Now the fairness of using something like this would be determined by the loot time thresholds set by the staff. While this might be non-classic / intrusive, it could be a very effective way to encourage/force non douche-baggery.
Discussion
This was based on my conversations with my friend and others regarding the camping of high value mobs. My initial take was that you had to know the right people and have some pretty serious connections to make it into these camps which are not always group camped, but many times a single person.

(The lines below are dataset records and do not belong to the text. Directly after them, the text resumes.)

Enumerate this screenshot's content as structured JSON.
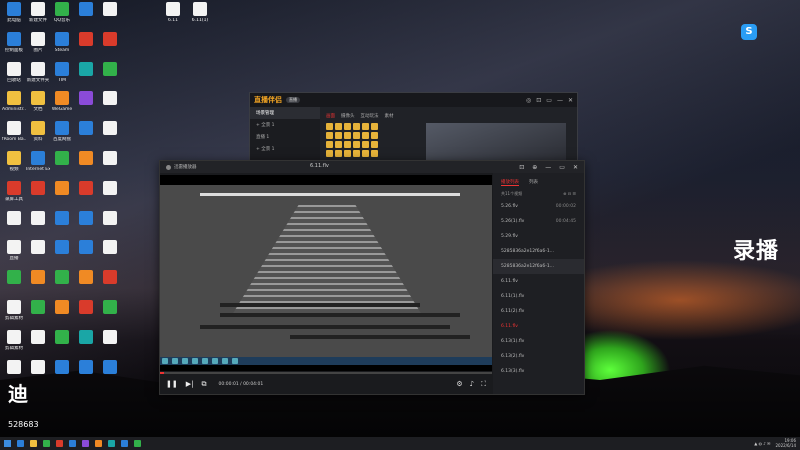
{
  "desktop": {
    "icons": [
      {
        "label": "此电脑",
        "col": 0,
        "row": 0,
        "kind": "app-blue"
      },
      {
        "label": "控制面板",
        "col": 0,
        "row": 1,
        "kind": "app-blue"
      },
      {
        "label": "回收站",
        "col": 0,
        "row": 2,
        "kind": "file"
      },
      {
        "label": "Administr...",
        "col": 0,
        "row": 3,
        "kind": "folder"
      },
      {
        "label": "fRoom Ba...",
        "col": 0,
        "row": 4,
        "kind": "file"
      },
      {
        "label": "视频",
        "col": 0,
        "row": 5,
        "kind": "folder"
      },
      {
        "label": "录屏工具",
        "col": 0,
        "row": 6,
        "kind": "app-red"
      },
      {
        "label": "",
        "col": 0,
        "row": 7,
        "kind": "file"
      },
      {
        "label": "直播",
        "col": 0,
        "row": 8,
        "kind": "file"
      },
      {
        "label": "",
        "col": 0,
        "row": 9,
        "kind": "app-green"
      },
      {
        "label": "剪辑素材",
        "col": 0,
        "row": 10,
        "kind": "file"
      },
      {
        "label": "剪辑素材",
        "col": 0,
        "row": 11,
        "kind": "file"
      },
      {
        "label": "",
        "col": 0,
        "row": 12,
        "kind": "file"
      },
      {
        "label": "新建文件",
        "col": 1,
        "row": 0,
        "kind": "file"
      },
      {
        "label": "图片",
        "col": 1,
        "row": 1,
        "kind": "file"
      },
      {
        "label": "新建文件夹",
        "col": 1,
        "row": 2,
        "kind": "file"
      },
      {
        "label": "文档",
        "col": 1,
        "row": 3,
        "kind": "folder"
      },
      {
        "label": "资料",
        "col": 1,
        "row": 4,
        "kind": "folder"
      },
      {
        "label": "Internet Explorer",
        "col": 1,
        "row": 5,
        "kind": "app-blue"
      },
      {
        "label": "",
        "col": 1,
        "row": 6,
        "kind": "app-red"
      },
      {
        "label": "",
        "col": 1,
        "row": 7,
        "kind": "file"
      },
      {
        "label": "",
        "col": 1,
        "row": 8,
        "kind": "file"
      },
      {
        "label": "",
        "col": 1,
        "row": 9,
        "kind": "app-orange"
      },
      {
        "label": "",
        "col": 1,
        "row": 10,
        "kind": "app-green"
      },
      {
        "label": "",
        "col": 1,
        "row": 11,
        "kind": "file"
      },
      {
        "label": "",
        "col": 1,
        "row": 12,
        "kind": "file"
      },
      {
        "label": "QQ音乐",
        "col": 2,
        "row": 0,
        "kind": "app-green"
      },
      {
        "label": "Steam",
        "col": 2,
        "row": 1,
        "kind": "app-blue"
      },
      {
        "label": "TIM",
        "col": 2,
        "row": 2,
        "kind": "app-blue"
      },
      {
        "label": "WeGame",
        "col": 2,
        "row": 3,
        "kind": "app-orange"
      },
      {
        "label": "百度网盘",
        "col": 2,
        "row": 4,
        "kind": "app-blue"
      },
      {
        "label": "",
        "col": 2,
        "row": 5,
        "kind": "app-green"
      },
      {
        "label": "",
        "col": 2,
        "row": 6,
        "kind": "app-orange"
      },
      {
        "label": "",
        "col": 2,
        "row": 7,
        "kind": "app-blue"
      },
      {
        "label": "",
        "col": 2,
        "row": 8,
        "kind": "app-blue"
      },
      {
        "label": "",
        "col": 2,
        "row": 9,
        "kind": "app-green"
      },
      {
        "label": "",
        "col": 2,
        "row": 10,
        "kind": "app-orange"
      },
      {
        "label": "",
        "col": 2,
        "row": 11,
        "kind": "app-green"
      },
      {
        "label": "",
        "col": 2,
        "row": 12,
        "kind": "app-blue"
      },
      {
        "label": "",
        "col": 3,
        "row": 0,
        "kind": "app-blue"
      },
      {
        "label": "",
        "col": 3,
        "row": 1,
        "kind": "app-red"
      },
      {
        "label": "",
        "col": 3,
        "row": 2,
        "kind": "app-teal"
      },
      {
        "label": "",
        "col": 3,
        "row": 3,
        "kind": "app-purple"
      },
      {
        "label": "",
        "col": 3,
        "row": 4,
        "kind": "app-blue"
      },
      {
        "label": "",
        "col": 3,
        "row": 5,
        "kind": "app-orange"
      },
      {
        "label": "",
        "col": 3,
        "row": 6,
        "kind": "app-red"
      },
      {
        "label": "",
        "col": 3,
        "row": 7,
        "kind": "app-blue"
      },
      {
        "label": "",
        "col": 3,
        "row": 8,
        "kind": "app-blue"
      },
      {
        "label": "",
        "col": 3,
        "row": 9,
        "kind": "app-orange"
      },
      {
        "label": "",
        "col": 3,
        "row": 10,
        "kind": "app-red"
      },
      {
        "label": "",
        "col": 3,
        "row": 11,
        "kind": "app-teal"
      },
      {
        "label": "",
        "col": 3,
        "row": 12,
        "kind": "app-blue"
      },
      {
        "label": "",
        "col": 4,
        "row": 0,
        "kind": "file"
      },
      {
        "label": "",
        "col": 4,
        "row": 1,
        "kind": "app-red"
      },
      {
        "label": "",
        "col": 4,
        "row": 2,
        "kind": "app-green"
      },
      {
        "label": "",
        "col": 4,
        "row": 3,
        "kind": "file"
      },
      {
        "label": "",
        "col": 4,
        "row": 4,
        "kind": "file"
      },
      {
        "label": "",
        "col": 4,
        "row": 5,
        "kind": "file"
      },
      {
        "label": "",
        "col": 4,
        "row": 6,
        "kind": "file"
      },
      {
        "label": "",
        "col": 4,
        "row": 7,
        "kind": "file"
      },
      {
        "label": "",
        "col": 4,
        "row": 8,
        "kind": "file"
      },
      {
        "label": "",
        "col": 4,
        "row": 9,
        "kind": "app-red"
      },
      {
        "label": "",
        "col": 4,
        "row": 10,
        "kind": "app-green"
      },
      {
        "label": "",
        "col": 4,
        "row": 11,
        "kind": "file"
      },
      {
        "label": "",
        "col": 4,
        "row": 12,
        "kind": "app-blue"
      },
      {
        "label": "6.11",
        "col": "x170",
        "row": 0,
        "kind": "file"
      },
      {
        "label": "6.11(1)",
        "col": "x197",
        "row": 0,
        "kind": "file"
      }
    ],
    "side_text": "录播",
    "corner_logo": "S",
    "cam_id_glyph": "迪",
    "cam_id_number": "528683"
  },
  "bg_window": {
    "brand": "直播伴侣",
    "badge": "直播",
    "controls": [
      "◎",
      "⊡",
      "▭",
      "—",
      "✕"
    ],
    "sidebar": [
      "场景管理",
      "+ 全景 1",
      "直播 1",
      "+ 全景 1"
    ],
    "tabs": [
      "画面",
      "摄像头",
      "互动玩法",
      "素材"
    ]
  },
  "player": {
    "logo": "迅雷播放器",
    "file_title": "6.11.flv",
    "title_controls": [
      "⊡",
      "⊕",
      "—",
      "▭",
      "✕"
    ],
    "time": "00:00:01 / 00:04:01",
    "progress": 0.01,
    "playlist": {
      "tabs": [
        "播放列表",
        "列表"
      ],
      "header": "共11个视频",
      "items": [
        {
          "name": "5.26.flv",
          "dur": "00:00:02"
        },
        {
          "name": "5.26(1).flv",
          "dur": "00:04:45"
        },
        {
          "name": "5.29.flv",
          "dur": ""
        },
        {
          "name": "5285836a2e12f6a6-1...",
          "dur": ""
        },
        {
          "name": "5285836a2e12f6a6-1...",
          "dur": ""
        },
        {
          "name": "6.11.flv",
          "dur": ""
        },
        {
          "name": "6.11(1).flv",
          "dur": ""
        },
        {
          "name": "6.11(2).flv",
          "dur": ""
        },
        {
          "name": "6.11.flv",
          "dur": "",
          "current": true
        },
        {
          "name": "6.13(1).flv",
          "dur": ""
        },
        {
          "name": "6.13(2).flv",
          "dur": ""
        },
        {
          "name": "6.13(3).flv",
          "dur": ""
        }
      ]
    }
  },
  "taskbar": {
    "time": "19:06",
    "date": "2022/6/14",
    "apps": [
      "#2b7fd9",
      "#f0c040",
      "#32b14a",
      "#d93b2b",
      "#2b7fd9",
      "#8a4bd8",
      "#f08a24",
      "#1aa6a6",
      "#2b7fd9",
      "#32b14a"
    ]
  }
}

Are a lot of these camps indeed 'cock-blocked' ? Or are rotations generally negotiable?
For things like Fungi, I just assume it would be very competitive, but if someone was say, camping an Epic mob to sell the MQ over someone legitimately trying to camp it for their own epic, I would definitely say that is a big problem.
Is this kind of solution a good idea? or is there an easy way around this system? like chaining the camp through friends / alt accounts / etc?
TL : DR New technology allows more players opportunity at rare camps by enforcing account wide cooldowns on looting (staff chosen) rare items.